A predictive model (also known as a forecaster, a forecasting model, a prediction model, or an autoregressive model) is a software-implemented model of a system, process, or phenomenon, usable to forecast—or predict—a value, output, or outcome expected from the system, process, or phenomenon. The system, process, or phenomenon that is modeled is collectively and interchangeably referred to hereinafter as a “process” unless specifically distinguished where used.
A simulation is a method of computationally looking ahead in the future of the execution of the process to predict one or more events that can be expected to occur in the process at that future time. A predicted event is a value, output, or outcome of the process at the end of a look-ahead period configured in the simulation.
A variable value that affects an outcome of a process is called a factor or a feature. A predicted event or an outcome of a process—to wit, a prediction—is dependent upon, affected by, or otherwise influenced by a set of one or more factors. A factor can be independent of and not affected by other factors participating in a given model. An independent factor is also called an independent variable. A factor can be dependent upon a combination of one or more other independent or dependent factors. A dependent factor is also called a dependent variable.

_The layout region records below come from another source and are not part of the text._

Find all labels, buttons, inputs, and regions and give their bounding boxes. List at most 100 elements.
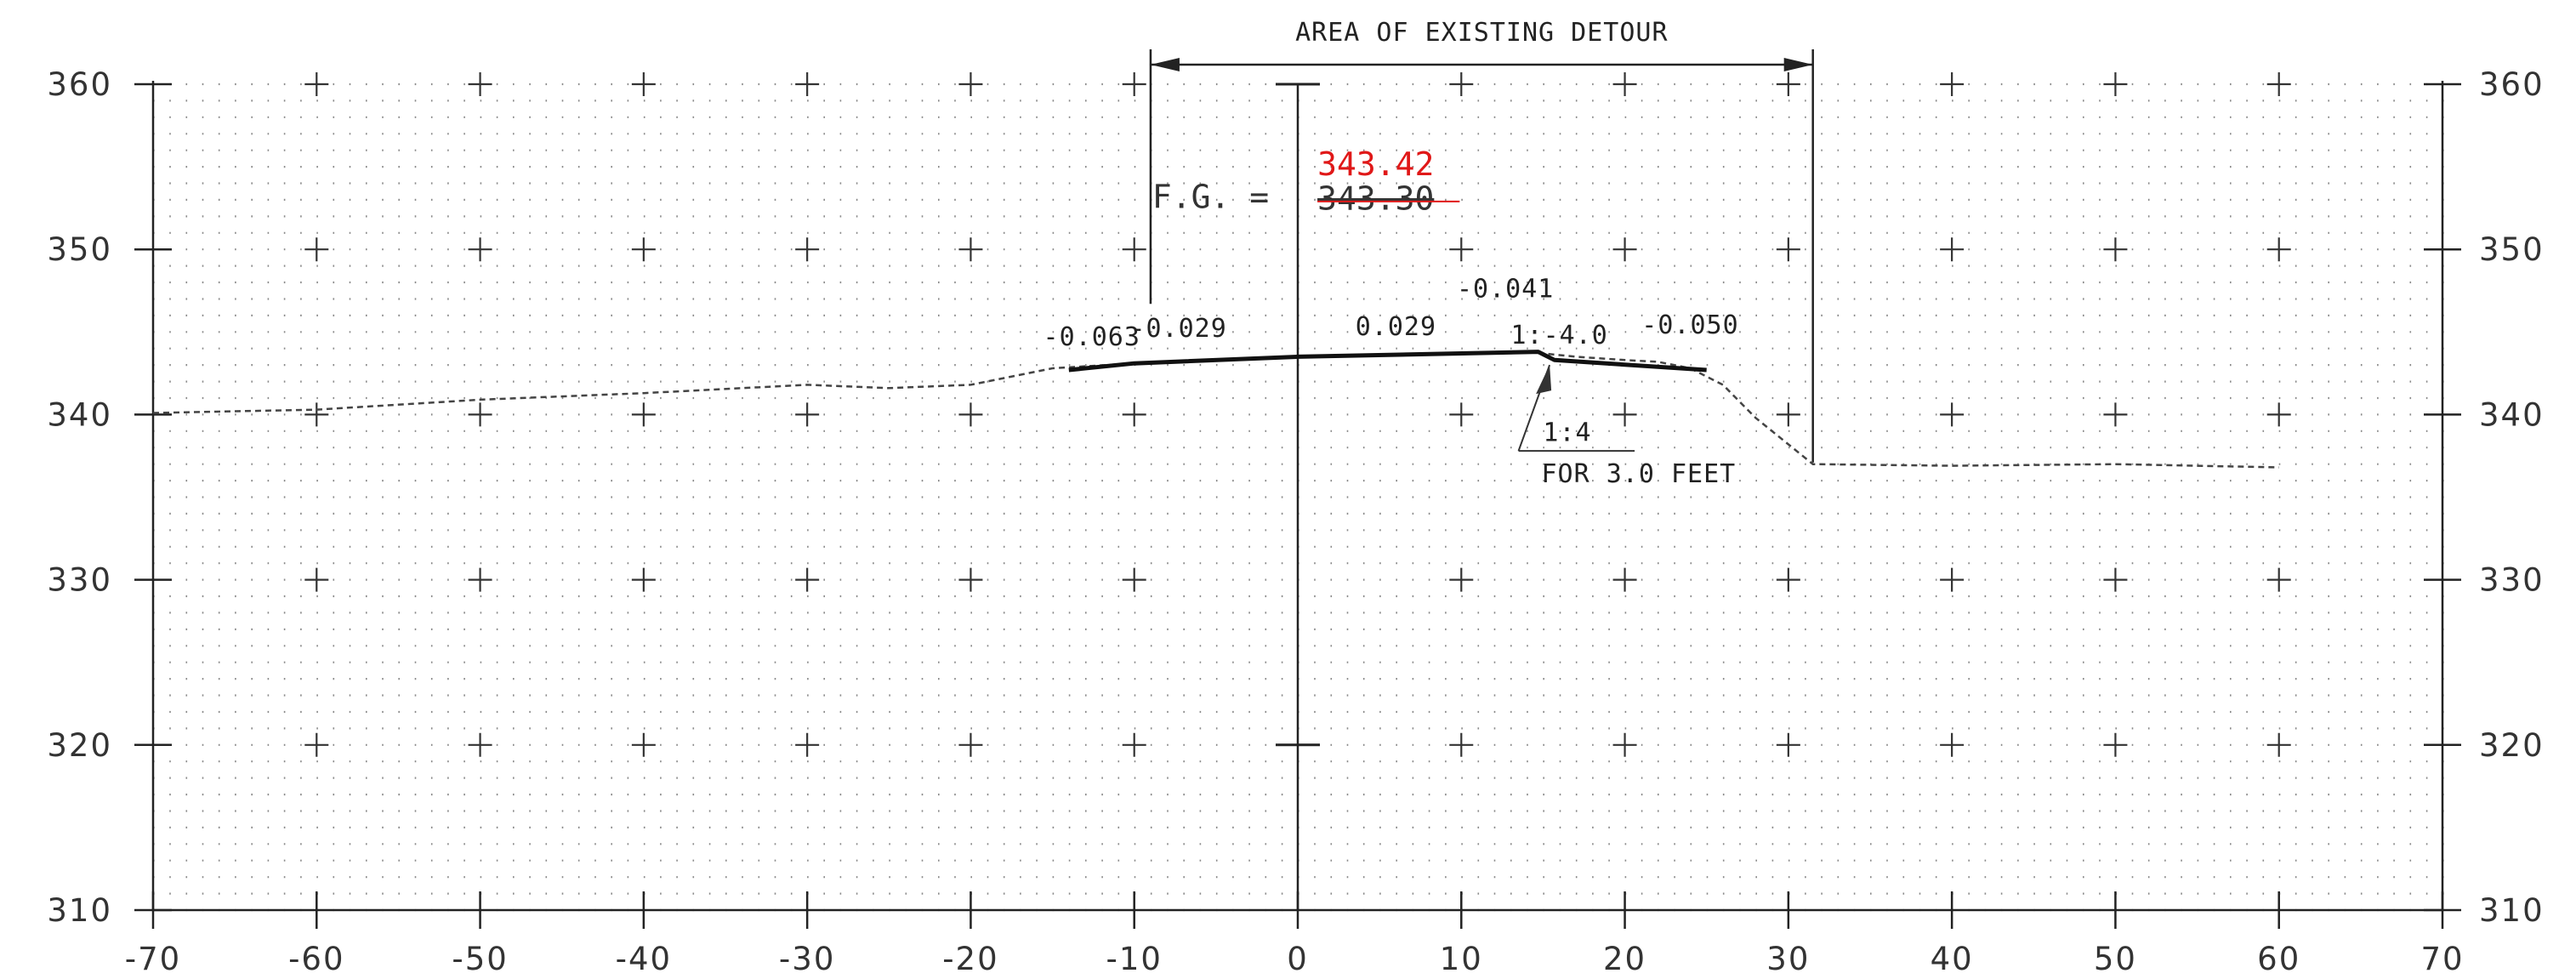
grid-cross — [2266, 732, 2291, 757]
grid-cross — [1449, 402, 1474, 427]
grid-cross — [958, 237, 983, 262]
grid-cross — [2266, 72, 2291, 96]
grid-cross — [468, 402, 492, 427]
grid-cross — [795, 237, 820, 262]
existing-ground-line — [152, 350, 2279, 469]
x-tick-label: -40 — [616, 941, 672, 977]
y-tick-label-right: 310 — [2479, 892, 2545, 929]
x-tick-label: 50 — [2094, 941, 2137, 977]
grid-cross — [2266, 402, 2291, 427]
grid-cross — [631, 237, 656, 262]
grid-cross — [304, 237, 329, 262]
major-grid-crosses — [304, 72, 2291, 757]
y-tick-label-left: 310 — [47, 892, 112, 929]
grid-cross — [468, 237, 492, 262]
grid-cross — [958, 72, 983, 96]
grid-cross — [1122, 567, 1146, 592]
x-tick-label: -50 — [452, 941, 508, 977]
chart-axes — [134, 81, 2461, 929]
y-tick-label-right: 320 — [2479, 727, 2545, 764]
fg-label: F.G. = — [1152, 179, 1269, 216]
y-axis-tick-labels: 310 310 320 320 330 330 340 340 350 350 360 360 — [47, 66, 2545, 929]
grid-cross — [304, 567, 329, 592]
x-tick-label: -20 — [942, 941, 998, 977]
grid-cross — [2103, 567, 2128, 592]
y-tick-label-left: 320 — [47, 727, 112, 764]
grid-cross — [1449, 72, 1474, 96]
grid-cross — [1122, 402, 1146, 427]
x-tick-label: 10 — [1440, 941, 1483, 977]
grid-cross — [1776, 567, 1800, 592]
y-tick-label-right: 350 — [2479, 231, 2545, 268]
x-tick-label: 30 — [1766, 941, 1810, 977]
y-tick-label-left: 350 — [47, 231, 112, 268]
grid-cross — [1612, 567, 1637, 592]
grid-cross — [2266, 237, 2291, 262]
detour-extent — [1149, 49, 1814, 463]
x-tick-label: -10 — [1106, 941, 1162, 977]
grid-cross — [468, 567, 492, 592]
x-tick-label: 20 — [1603, 941, 1646, 977]
grid-cross — [958, 567, 983, 592]
y-tick-label-right: 340 — [2479, 396, 2545, 433]
grid-cross — [631, 72, 656, 96]
grid-cross — [1940, 732, 1965, 757]
grid-cross — [795, 72, 820, 96]
y-tick-label-left: 340 — [47, 396, 112, 433]
taper-length-label: FOR 3.0 FEET — [1542, 459, 1737, 489]
grid-cross — [958, 402, 983, 427]
grid-cross — [1612, 402, 1637, 427]
detour-label: AREA OF EXISTING DETOUR — [1295, 18, 1668, 48]
grid-cross — [2103, 732, 2128, 757]
x-tick-label: -70 — [125, 941, 181, 977]
grid-cross — [1122, 72, 1146, 96]
grid-cross — [1940, 72, 1965, 96]
slope-label-ratio: 1:-4.0 — [1510, 321, 1607, 350]
grid-cross — [1612, 237, 1637, 262]
grid-cross — [1449, 732, 1474, 757]
x-tick-label: 60 — [2257, 941, 2300, 977]
fg-elevation-new: 343.42 — [1317, 145, 1434, 183]
slope-label-shoulder: -0.041 — [1457, 275, 1554, 305]
grid-cross — [2266, 567, 2291, 592]
grid-cross — [795, 732, 820, 757]
x-tick-label: 40 — [1931, 941, 1974, 977]
grid-cross — [2103, 72, 2128, 96]
x-tick-label: -60 — [288, 941, 344, 977]
grid-cross — [1940, 402, 1965, 427]
grid-cross — [1449, 567, 1474, 592]
y-tick-label-left: 360 — [47, 66, 112, 103]
slope-label-left-outer: -0.063 — [1043, 322, 1140, 352]
grid-cross — [1612, 732, 1637, 757]
grid-cross — [2103, 402, 2128, 427]
detour-arrow-right — [1783, 58, 1813, 71]
grid-cross — [795, 402, 820, 427]
detour-arrow-left — [1150, 58, 1180, 71]
x-axis-tick-labels: -70 -60 -50 -40 -30 -20 -10 0 10 20 30 40 50 60 70 — [125, 941, 2464, 977]
grid-cross — [304, 732, 329, 757]
x-tick-label: 70 — [2420, 941, 2464, 977]
grid-cross — [631, 402, 656, 427]
x-tick-label: 0 — [1287, 941, 1309, 977]
slope-label-left-inner: -0.029 — [1129, 314, 1226, 344]
x-tick-label: -30 — [779, 941, 835, 977]
grid-cross — [2103, 237, 2128, 262]
grid-cross — [1776, 402, 1800, 427]
grid-cross — [468, 732, 492, 757]
y-tick-label-right: 330 — [2479, 562, 2545, 599]
grid-cross — [1449, 237, 1474, 262]
grid-cross — [1776, 237, 1800, 262]
grid-cross — [1940, 567, 1965, 592]
slope-label-right-outer: -0.050 — [1641, 310, 1738, 340]
grid-cross — [1776, 72, 1800, 96]
grid-cross — [958, 732, 983, 757]
grid-cross — [1940, 237, 1965, 262]
grid-cross — [304, 72, 329, 96]
y-tick-label-left: 330 — [47, 562, 112, 599]
taper-ratio-label: 1:4 — [1543, 418, 1591, 447]
grid-cross — [631, 732, 656, 757]
grid-cross — [1776, 732, 1800, 757]
fg-elevation-old: 343.30 — [1317, 180, 1434, 218]
grid-cross — [1122, 237, 1146, 262]
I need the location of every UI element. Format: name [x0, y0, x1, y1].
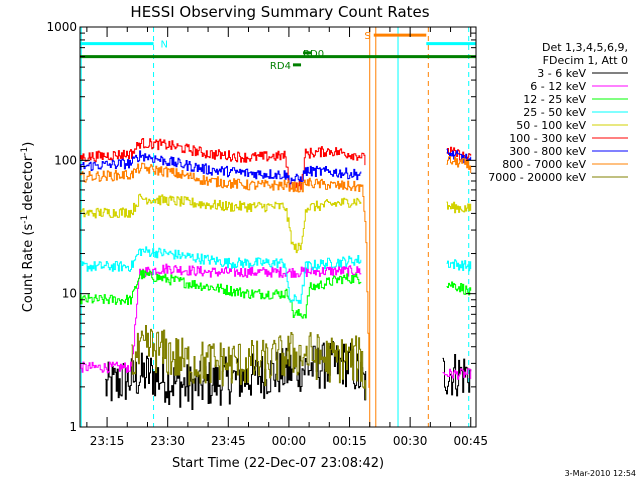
state-bar-label-4: RD4: [270, 61, 291, 72]
legend-entry-label: 800 - 7000 keV: [502, 158, 586, 171]
x-axis-label: Start Time (22-Dec-07 23:08:42): [172, 456, 384, 471]
plot-frame: [79, 26, 477, 428]
y-axis-label-sup2: -1: [20, 147, 30, 156]
y-axis-label-main: Count Rate (s: [21, 224, 36, 313]
series-0-segment-1: [442, 354, 472, 397]
chart-title: HESSI Observing Summary Count Rates: [130, 3, 429, 21]
series-2-segment-1: [446, 281, 472, 296]
y-axis-label: Count Rate (s-1 detector-1): [20, 142, 36, 313]
legend-entry-label: 100 - 300 keV: [509, 132, 586, 145]
series-0-segment-0: [105, 341, 367, 410]
series-7-segment-1: [446, 156, 472, 173]
legend-entry-label: 3 - 6 keV: [537, 67, 586, 80]
y-axis-label-end: ): [21, 142, 36, 147]
legend-entry-label: 6 - 12 keV: [530, 80, 586, 93]
series-2-segment-0: [80, 269, 362, 319]
series-3-segment-0: [80, 246, 362, 304]
state-bar-label-5: RD0: [303, 49, 324, 60]
y-axis-label-sup: -1: [20, 215, 30, 224]
series-4-segment-0: [80, 193, 362, 254]
timestamp: 3-Mar-2010 12:54: [565, 469, 636, 478]
y-tick-label: 1: [69, 420, 77, 434]
legend-entry-label: 12 - 25 keV: [523, 93, 586, 106]
y-tick-label: 100: [54, 153, 77, 167]
series-1-segment-0: [80, 263, 362, 374]
legend-header-line-1: Det 1,3,4,5,6,9,: [542, 41, 628, 54]
series-6-segment-0: [80, 150, 362, 185]
series-4-segment-1: [446, 201, 472, 214]
x-tick-label: 00:00: [272, 434, 307, 448]
y-axis: 1 10 100 1000: [46, 20, 476, 434]
legend: Det 1,3,4,5,6,9, FDecim 1, Att 0 3 - 6 k…: [488, 41, 628, 184]
x-axis: 23:15 23:30 23:45 00:00 00:15 00:30 00:45: [86, 27, 488, 448]
legend-entry-label: 300 - 800 keV: [509, 145, 586, 158]
plot-area: N S RD4 RD0: [80, 27, 476, 427]
x-tick-label: 00:45: [453, 434, 488, 448]
state-bar-label-0: N: [161, 40, 168, 51]
legend-entry-label: 50 - 100 keV: [516, 119, 586, 132]
series-5-segment-0: [80, 138, 366, 191]
series-1-segment-1: [442, 368, 472, 380]
x-tick-label: 23:45: [211, 434, 246, 448]
series-8-segment-0: [131, 325, 367, 400]
legend-entry-label: 25 - 50 keV: [523, 106, 586, 119]
y-tick-label: 1000: [46, 20, 77, 34]
x-tick-label: 00:30: [393, 434, 428, 448]
series-7-segment-0: [80, 162, 370, 388]
y-axis-label-mid: detector: [21, 155, 36, 215]
x-tick-label: 00:15: [332, 434, 367, 448]
x-tick-label: 23:15: [90, 434, 125, 448]
legend-header-line-2: FDecim 1, Att 0: [543, 54, 628, 67]
series-3-segment-1: [446, 259, 472, 272]
legend-entry-label: 7000 - 20000 keV: [488, 171, 586, 184]
y-tick-label: 10: [62, 287, 77, 301]
x-tick-label: 23:30: [150, 434, 185, 448]
state-bar-label-2: S: [364, 31, 370, 42]
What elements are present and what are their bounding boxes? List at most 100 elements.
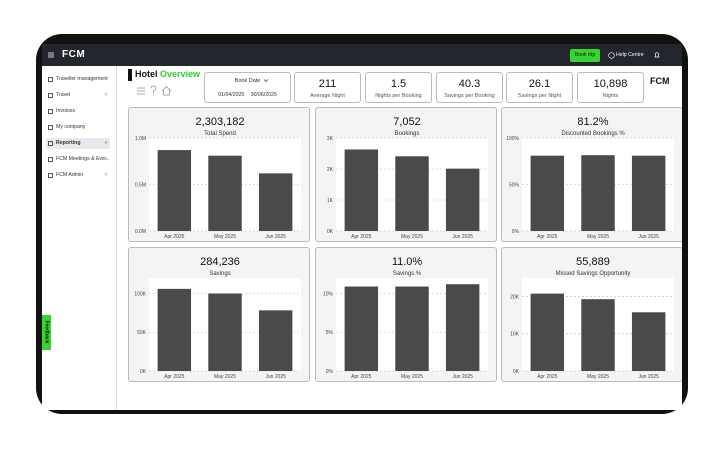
bar (631, 312, 666, 371)
y-tick-label: 0K (513, 369, 520, 375)
chart: 55,889 Missed Savings Opportunity 0K 10K 20K… (510, 256, 674, 380)
date-filter[interactable]: Book Date 01/04/2025 30/06/2025 (204, 72, 291, 103)
bar (631, 155, 666, 231)
chart: 2,303,182 Total Spend 0.0M 0.5M 1.0M Apr 2025… (135, 116, 301, 240)
x-tick-label: Jun 2025 (265, 374, 286, 380)
sidebar-item[interactable]: My company (46, 122, 110, 133)
title-highlight: Overview (160, 69, 201, 79)
filter-to[interactable]: 30/06/2025 (250, 92, 277, 98)
bar (344, 149, 379, 231)
toolbar-icons (137, 85, 172, 96)
x-tick-label: May 2025 (401, 374, 423, 380)
x-tick-label: Apr 2025 (351, 234, 372, 240)
sidebar-label[interactable]: Invoices (56, 108, 76, 114)
chart-headline: 55,889 (576, 256, 610, 268)
x-tick-label: May 2025 (214, 374, 236, 380)
sidebar-item[interactable]: Traveller management (46, 74, 110, 85)
chart: 284,236 Savings 0K 50K 100K Apr 2025 May 2025 J… (134, 256, 301, 380)
bar (258, 173, 293, 231)
bell-icon[interactable] (653, 51, 661, 59)
top-bar: FCM Book trip Help Centre (42, 44, 682, 66)
bar (157, 150, 192, 231)
y-tick-label: 3K (327, 136, 334, 142)
question-icon[interactable] (150, 85, 157, 96)
brand-logo: FCM (650, 76, 670, 86)
sidebar-label[interactable]: My company (56, 124, 86, 130)
sidebar-item[interactable]: Reporting › (46, 138, 110, 149)
y-tick-label: 50K (137, 330, 147, 336)
chevron: › (105, 92, 107, 98)
chevron: › (105, 156, 107, 162)
chart-headline: 11.0% (392, 256, 423, 268)
kpi-value: 211 (318, 78, 337, 90)
x-tick-label: May 2025 (214, 234, 236, 240)
chart-card: 7,052 Bookings 0K 1K 2K 3K Apr 2025 May 2025 Jun… (315, 107, 497, 242)
sidebar-label[interactable]: FCM Meetings & Eve... (56, 156, 110, 162)
kpi-label: Savings per Booking (444, 93, 495, 99)
help-icon (608, 52, 615, 59)
sidebar-item[interactable]: Invoices (46, 106, 110, 117)
bar (445, 168, 480, 231)
x-tick-label: May 2025 (401, 234, 423, 240)
kpi-value: 26.1 (528, 78, 551, 90)
dropdown-chevron[interactable] (263, 78, 269, 83)
sidebar-label[interactable]: Reporting (56, 140, 81, 146)
chart-card: 11.0% Savings % 0% 5% 10% Apr 2025 May 2025 Jun… (315, 247, 497, 382)
kpi-card: 26.1 Savings per Night (506, 72, 573, 103)
y-tick-label: 100% (506, 136, 519, 142)
bar (581, 155, 615, 231)
menu-icon[interactable] (47, 51, 55, 59)
kpi-card: 1.5 Nights per Booking (365, 72, 432, 103)
sidebar-icon (48, 125, 53, 130)
y-tick-label: 0K (140, 369, 147, 375)
chart-card: 2,303,182 Total Spend 0.0M 0.5M 1.0M Apr 2025… (128, 107, 310, 242)
sidebar-label[interactable]: Traveller management (56, 76, 108, 82)
sidebar-icon (48, 173, 53, 178)
x-tick-label: Jun 2025 (452, 234, 473, 240)
sidebar-icon (48, 157, 53, 162)
sidebar-item[interactable]: Travel › (46, 90, 110, 101)
x-tick-label: Apr 2025 (537, 374, 558, 380)
help-centre[interactable]: Help Centre (616, 52, 644, 58)
kpi-card: 40.3 Savings per Booking (436, 72, 503, 103)
chart-title: Discounted Bookings % (561, 131, 625, 137)
bar (157, 288, 192, 371)
y-tick-label: 50% (509, 182, 520, 188)
y-tick-label: 1K (327, 198, 334, 204)
chart-title: Savings (209, 271, 230, 277)
book-trip-button[interactable]: Book trip (570, 49, 600, 62)
y-tick-label: 10K (510, 332, 520, 338)
sidebar-item[interactable]: FCM Meetings & Eve... › (46, 154, 110, 165)
feedback-tab[interactable]: Feedback (42, 315, 51, 350)
sidebar-label[interactable]: Travel (56, 92, 71, 98)
logo[interactable]: FCM (62, 49, 86, 60)
bar (581, 299, 615, 371)
x-tick-label: Apr 2025 (164, 234, 185, 240)
bar (395, 156, 429, 231)
chart-title: Savings % (393, 271, 422, 277)
x-tick-label: Jun 2025 (452, 374, 473, 380)
y-tick-label: 0.5M (135, 182, 146, 188)
chevron: › (105, 172, 107, 178)
sidebar-label[interactable]: FCM Admin (56, 172, 84, 178)
x-tick-label: Jun 2025 (265, 234, 286, 240)
chart-headline: 81.2% (577, 116, 608, 128)
title-bar (128, 69, 132, 81)
screen: FCM Book trip Help Centre Traveller mana… (42, 44, 682, 410)
sidebar-item[interactable]: FCM Admin › (46, 170, 110, 181)
filter-label: Book Date (234, 78, 261, 84)
kpi-label: Savings per Night (517, 93, 562, 99)
y-tick-label: 2K (327, 167, 334, 173)
x-tick-label: Apr 2025 (351, 374, 372, 380)
list-icon[interactable] (137, 87, 145, 95)
kpi-value: 1.5 (390, 78, 407, 90)
x-tick-label: Jun 2025 (638, 374, 659, 380)
sidebar-icon (48, 93, 53, 98)
kpi-card: 211 Average Night (294, 72, 361, 103)
page-title: Hotel Overview (135, 69, 200, 79)
y-tick-label: 5% (326, 330, 334, 336)
bar (208, 293, 242, 371)
filter-from[interactable]: 01/04/2025 (218, 92, 245, 98)
home-icon[interactable] (161, 85, 172, 96)
feedback-label[interactable]: Feedback (43, 320, 50, 344)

A predictor is a factor, and can be an independent variable or a dependent variable. Under certain circumstances, dependent variable may not act as a predictor in a model but as a predicted outcome of the model.
A predictive model has to be trained before the model can reliably predict an event in the future of the process with a specified degree of probability or confidence. Usually, but not necessarily, the training data includes past or historical outcomes of the process. The training process adjusts a set of one or more parameters of the model.
A predictive model can also self-train using a machine learning process. The predictive model selects some of its own prior outputs depending upon some combination of the validity, accuracy, repeatability, and reliability of those prior outputs. The predictive model then consumes the selected prior outputs as training inputs, to improve some combination of the validity, accuracy, repeatability, and reliability of future outputs. For example, a predictive model compares a prediction from a prior output with an actual outcome of the event, which is also referred to as a ground truth. The self training seeks to improve the accuracy of the model by attempting to reduce a difference between the prediction and the ground truth in future predictions.
Time series forecasting uses one or more forecasting models to regress on independent variables to produce a dependent variable. For example, if Tiger Woods has been playing golf very quickly, the speed of play is an example of an independent variable. A forecasting model regresses on historical data to predict the future play rates. The future play rate is a dependent variable.
Generally, a predictive model can be used to predict any type of event. For example, a model can be configured to predict a load on a server at a future time as a consequence of a number of tennis matches going on at the time, a number of social media messages being communicated at the time about the matches, and a number of web accesses by users while the matches are being played. The load is the predicted event, where the prediction of the load has been modeled to have some relationship with the number of matches, the number of messages, and the number of web accesses, each of those numbers being an independent variable or a predictor that forms an input to the model.